The world is moving towards vegetable proteins to meet growing demands - for example, soy milk has been on the supermarket shelves here for many years but new biochemical processes based on fermentation of products containing plant proteins have also now reached the market.
The analogy is how synthetic fibres produced from oil products (such as nylon) largely replaced natural fibres (cotton, wool) globally over recent decades.
Of even greater interest, perhaps, is the slow but growing trend towards producing synthetic meat.
Investment into bio-companies developing such products is growing fast.
Such "meat" can be grown cleanly and efficiently under factory conditions from just a few cells, and it is claimed "tower factories" in the future could achieve 70 times the land area density in terms of tonnes per hectare, compared with field crop production.
There would possibly be a high energy penalty but, if this can be met by renewable energy systems, the carbon and water footprints would be far lower than from farming animals.
There will need to be strong social drivers for the acceptance of synthetic meat, but it is a potential means of maintaining self-sufficiency of reliable and safe food production for the 70 per cent of world population who will be living in mega-cities by mid-century.
A new US company, Impossible Foods, is already employing 75 staff to produce synthetic hamburgers that have now reached the market in New York and the company is looking for rapid expansion.
The potential for the 3-D printing of a synthetic fillet steak that looks, smells and tastes like a beef steak is on the horizon.
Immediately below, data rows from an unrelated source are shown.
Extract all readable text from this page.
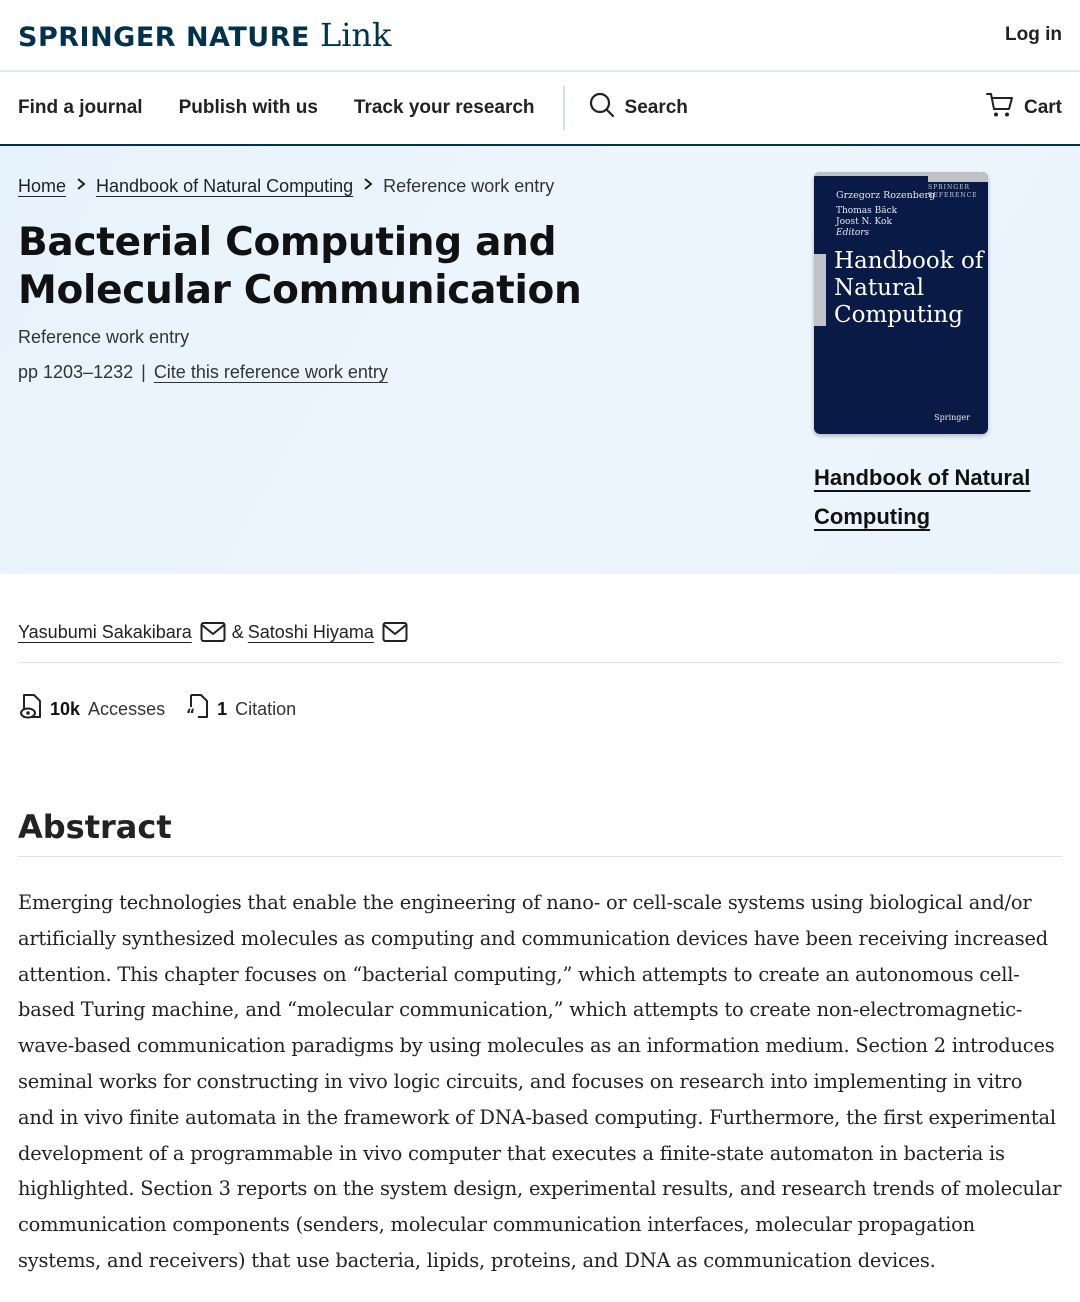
SPRINGER NATURE Link	Log in
Find a journal Publish with us Track your research	Search	Cart
Home Handbook of Natural Computing Reference work entry
Bacterial Computing and Molecular Communication
Reference work entry
pp 1203–1232 | Cite this reference work entry
SPRINGER REFERENCE
Grzegorz Rozenberg
Thomas Bäck
Joost N. Kok
Editors
Handbook of Natural Computing
Springer
Handbook of Natural Computing
Yasubumi Sakakibara & Satoshi Hiyama
10k Accesses “ 1 Citation
Abstract

Emerging technologies that enable the engineering of nano- or cell-scale systems using biological and/or artificially synthesized molecules as computing and communication devices have been receiving increased attention. This chapter focuses on “bacterial computing,” which attempts to create an autonomous cell-based Turing machine, and “molecular communication,” which attempts to create non-electromagnetic-wave-based communication paradigms by using molecules as an information medium. Section 2 introduces seminal works for constructing in vivo logic circuits, and focuses on research into implementing in vitro and in vivo finite automata in the framework of DNA-based computing. Furthermore, the first experimental development of a programmable in vivo computer that executes a finite-state automaton in bacteria is highlighted. Section 3 reports on the system design, experimental results, and research trends of molecular communication components (senders, molecular communication interfaces, molecular propagation systems, and receivers) that use bacteria, lipids, proteins, and DNA as communication devices.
New Zealand agriculture needs to maintain a close watch on the rate of uptake of these new, competing food products.
Should they take off as quickly as cellphones have during the past decade, who knows what the future for farming might hold?
- Ralph Sims is professor of sustainable energy at Massey University's School of Engineering and Advanced Technology and a longtime contributor to the Inter-governmental Panel on Climate Change.